Héctor Julio Páride Bernabó, o Carybé, nasceu em Lanús, Argentina, e mudou‑se ainda jovem para o Brasil. Artista multifacetado — pintor, gravador, escultor, ilustrador e jornalista —, produziu milhares de obras que refletem a cultura popular e afro‑brasileira. Seu apelido vem do tempo em que participava do grupo de escoteiros. No lote 90 da Galeria de Arte Firenze, a gouache “São Sebastião” (1963) retrata o mártir cristão preso a uma árvore, atravessado por flechas. Ao fundo, um tronco quase transparente sugere um orixá; a figura, embora sofrida, permanece ereta e olhar sereno. A obra dialoga tanto com a tradição católica quanto com a religiosidade afro‑brasileira presente na trajetória do artista — ele foi Obá de Xangô do terreiro Ilê Axé Opô Afonjá.

 

ARTISTAS EM DIÁLOGO

Os trabalhos selecionados nestes leilões destacam como a arte brasileira e latino‑americana soube conciliar a racionalidade moderna com a sensibilidade popular e espiritual. Amílcar de Castro e Milton Mota exploram a geometria como uma linguagem quase musical; Tenreiro e Cruz‑Diez investigam o ritmo e a percepção; Wega Nery e Marcos Coelho Benjamim partem da matéria para construir universos orgânicos; Wanda Pimentel convida o observador a adentrar espaços íntimos; e Carybé lembra que a figura humana e a fé ainda são fontes inesgotáveis de narrativa.
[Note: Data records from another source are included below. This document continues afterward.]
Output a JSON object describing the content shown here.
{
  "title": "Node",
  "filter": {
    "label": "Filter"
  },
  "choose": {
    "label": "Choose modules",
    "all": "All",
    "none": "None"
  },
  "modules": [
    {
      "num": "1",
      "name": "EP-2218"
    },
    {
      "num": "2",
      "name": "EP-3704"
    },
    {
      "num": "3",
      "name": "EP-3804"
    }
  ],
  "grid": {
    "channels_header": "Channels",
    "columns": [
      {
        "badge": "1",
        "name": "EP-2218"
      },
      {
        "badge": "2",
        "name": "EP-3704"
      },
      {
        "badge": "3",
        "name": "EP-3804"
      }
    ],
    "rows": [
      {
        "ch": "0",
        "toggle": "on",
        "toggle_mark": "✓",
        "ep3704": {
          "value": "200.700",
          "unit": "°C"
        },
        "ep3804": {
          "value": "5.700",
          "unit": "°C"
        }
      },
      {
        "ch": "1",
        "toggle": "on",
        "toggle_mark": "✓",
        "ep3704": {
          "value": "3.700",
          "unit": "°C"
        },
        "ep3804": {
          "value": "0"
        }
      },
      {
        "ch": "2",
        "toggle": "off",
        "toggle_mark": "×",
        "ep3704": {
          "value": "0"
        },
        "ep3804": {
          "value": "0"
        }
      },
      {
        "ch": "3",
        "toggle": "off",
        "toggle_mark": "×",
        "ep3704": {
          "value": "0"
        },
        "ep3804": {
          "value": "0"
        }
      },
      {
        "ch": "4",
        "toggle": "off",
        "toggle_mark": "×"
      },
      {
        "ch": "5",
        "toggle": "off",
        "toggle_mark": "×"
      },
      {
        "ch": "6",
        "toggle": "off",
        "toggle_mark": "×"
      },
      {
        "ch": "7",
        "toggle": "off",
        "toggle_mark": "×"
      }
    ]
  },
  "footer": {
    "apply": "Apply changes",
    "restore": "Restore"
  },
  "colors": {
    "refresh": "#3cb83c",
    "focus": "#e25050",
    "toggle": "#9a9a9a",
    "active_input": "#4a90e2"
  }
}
Essa diversidade revela que a arte não se resume à oposição entre “abstrato” e “figurado”. Em vez disso, ela se nutre de diálogos: entre o plano e o volume, o doméstico e o sagrado, o design e a pintura. Participar desses leilões é testemunhar como os artistas transformam linhas e objetos em rituais visuais – entre linhas e rituais, o que se celebra é a potência da criação.

 

SELUM LEILÕES – LEILÃO DE ARTE (04/08, 20H30)

CUKIER ARTE – ARTE: PINTURAS, GRAVURAS, ESCULTURAS E DESENHOS (05/08, 20H)

GALERIA DE ARTE FIRENZE – LEILÃO DE AGOSTO (05/08, 20H)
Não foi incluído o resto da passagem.